IBF世界スーパーバンタム級暫定王者岩佐亮佑(31=セレス)の2冠奪取はならなかった。

IBF&WBAスーパー世界同級王者ムロジョン・アフマダリエフ(26=ウズベキスタン)との王座統一戦に臨み、レフェリーストップによる5回1分30秒、TKO負けを喫した。19年12月の暫定王座奪取以来の試合となったが、アマ経験豊富な同国の英雄にアウェーで敗れた。本紙評論家で元WBA、WBC世界ミニマム級王者の大橋秀行氏(56=大橋ボクシングジム会長)が勝負の分かれ目を解説した。

  ◇  ◇  ◇

個人的には、ちょっとレフェリーストップが早かったかなと感じた。岩佐選手が相手ラッシュに合わせ、カウンターのタイミングを見計らっている時に止められた印象だった。しかし今は選手の安全面を考慮し、試合ストップが早い傾向にあるのも事実。レフェリー判断を尊重するしかない。

5回、最初に連打を浴びた岩佐選手だが、まだまだスタミナも残り、ダメージもなかったと思う。相打ち覚悟で勝負するシーンが来るのだろうと楽しみにしていたが、唐突に終わってしまった印象だ。何より岩佐選手本人が消化不良だっただろう。

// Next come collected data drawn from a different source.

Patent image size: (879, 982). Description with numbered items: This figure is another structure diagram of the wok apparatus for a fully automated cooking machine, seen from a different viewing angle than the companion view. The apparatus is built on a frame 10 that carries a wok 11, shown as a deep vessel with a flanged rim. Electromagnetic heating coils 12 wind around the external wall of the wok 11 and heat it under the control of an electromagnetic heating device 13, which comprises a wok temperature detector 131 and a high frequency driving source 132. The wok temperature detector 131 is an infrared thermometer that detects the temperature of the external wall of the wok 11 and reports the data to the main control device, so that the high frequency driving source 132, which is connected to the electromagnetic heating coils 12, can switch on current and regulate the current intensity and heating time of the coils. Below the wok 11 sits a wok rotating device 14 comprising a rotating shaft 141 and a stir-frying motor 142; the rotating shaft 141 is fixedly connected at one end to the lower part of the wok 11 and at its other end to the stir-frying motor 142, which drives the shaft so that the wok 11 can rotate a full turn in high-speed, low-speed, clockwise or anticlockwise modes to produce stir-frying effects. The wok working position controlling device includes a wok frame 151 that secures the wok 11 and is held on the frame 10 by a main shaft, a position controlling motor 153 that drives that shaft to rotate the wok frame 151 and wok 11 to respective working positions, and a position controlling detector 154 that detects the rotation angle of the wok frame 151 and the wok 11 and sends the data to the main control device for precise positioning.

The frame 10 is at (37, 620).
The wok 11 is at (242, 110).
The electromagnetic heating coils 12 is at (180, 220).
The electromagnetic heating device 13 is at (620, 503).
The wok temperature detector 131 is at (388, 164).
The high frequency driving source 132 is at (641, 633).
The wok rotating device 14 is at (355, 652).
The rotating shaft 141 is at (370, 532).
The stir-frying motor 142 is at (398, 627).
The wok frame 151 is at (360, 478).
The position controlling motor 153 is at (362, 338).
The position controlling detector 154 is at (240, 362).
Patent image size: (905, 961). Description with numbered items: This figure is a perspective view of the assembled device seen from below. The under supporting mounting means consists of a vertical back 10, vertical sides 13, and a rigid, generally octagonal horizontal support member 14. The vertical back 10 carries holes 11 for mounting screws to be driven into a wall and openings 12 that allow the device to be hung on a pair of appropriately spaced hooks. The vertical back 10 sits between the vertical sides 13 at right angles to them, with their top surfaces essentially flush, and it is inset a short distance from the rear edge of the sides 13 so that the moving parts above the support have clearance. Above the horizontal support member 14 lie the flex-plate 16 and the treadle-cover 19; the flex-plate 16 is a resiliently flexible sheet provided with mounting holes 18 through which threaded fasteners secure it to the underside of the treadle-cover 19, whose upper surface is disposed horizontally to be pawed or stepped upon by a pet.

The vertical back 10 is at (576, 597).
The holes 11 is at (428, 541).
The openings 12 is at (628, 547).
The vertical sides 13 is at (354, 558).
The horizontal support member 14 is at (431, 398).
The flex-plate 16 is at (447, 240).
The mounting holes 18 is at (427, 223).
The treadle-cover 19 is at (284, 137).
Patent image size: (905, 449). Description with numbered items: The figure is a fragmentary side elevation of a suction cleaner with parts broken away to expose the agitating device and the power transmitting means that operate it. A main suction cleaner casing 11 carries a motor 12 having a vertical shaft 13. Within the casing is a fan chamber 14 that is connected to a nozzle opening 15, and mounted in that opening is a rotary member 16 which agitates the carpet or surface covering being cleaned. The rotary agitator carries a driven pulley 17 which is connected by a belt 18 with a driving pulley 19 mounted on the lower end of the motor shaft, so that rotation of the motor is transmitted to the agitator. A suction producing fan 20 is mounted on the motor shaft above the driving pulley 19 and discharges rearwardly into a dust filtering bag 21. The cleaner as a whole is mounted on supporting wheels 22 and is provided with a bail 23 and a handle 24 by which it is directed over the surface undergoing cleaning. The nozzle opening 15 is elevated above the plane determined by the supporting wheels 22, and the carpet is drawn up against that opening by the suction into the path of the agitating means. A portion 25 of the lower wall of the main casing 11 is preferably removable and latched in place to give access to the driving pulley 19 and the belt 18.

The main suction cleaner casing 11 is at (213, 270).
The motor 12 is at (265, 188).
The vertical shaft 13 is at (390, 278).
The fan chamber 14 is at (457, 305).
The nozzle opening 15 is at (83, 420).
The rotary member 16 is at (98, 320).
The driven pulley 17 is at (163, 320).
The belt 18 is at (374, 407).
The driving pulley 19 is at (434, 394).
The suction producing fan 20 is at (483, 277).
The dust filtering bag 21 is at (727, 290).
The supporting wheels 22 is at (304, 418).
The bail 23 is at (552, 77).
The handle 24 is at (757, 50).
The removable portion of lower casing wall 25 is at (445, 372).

開始1回の岩佐選手は非常に落ち着いていた。右ジャブが良く、ホームのアフマダリエフ選手の方が力んでいた。今まで海外試合を何度も経験している良い入りだったが、2回に入ると右ジャブの打ち合いで、打ち負けていた。あの打ち負ける姿は過去の世界戦でも、あまり見たことがない。勢いづいたアフマダリエフ選手の右ジャブ、ジャブと同じタイミングで右ボディーストレートを打ち込まれ、テクニックと引き出しの多さで押されていたところもある。5回には相手に狙われていたであろう左アッパーを被弾していた。あれは少し効いていたと思う。あの左アッパーの後ぐらいからレフェリーの頭に試合ストップが浮かんできたのだろう。

負けはしたものの、スーパーバンタム級で世界最高峰とされるアフマダリエフ選手とアウェーで互角に渡り合い、十分に実力は証明できたと思う。コンディションも仕上げ、試合の入り方も良かったが、それ以上にアフマダリエフ選手がホームアドバンテージを生かしたという内容だった。これが岩佐選手のラストというのは非常にもったいない。再起してほしいと願う。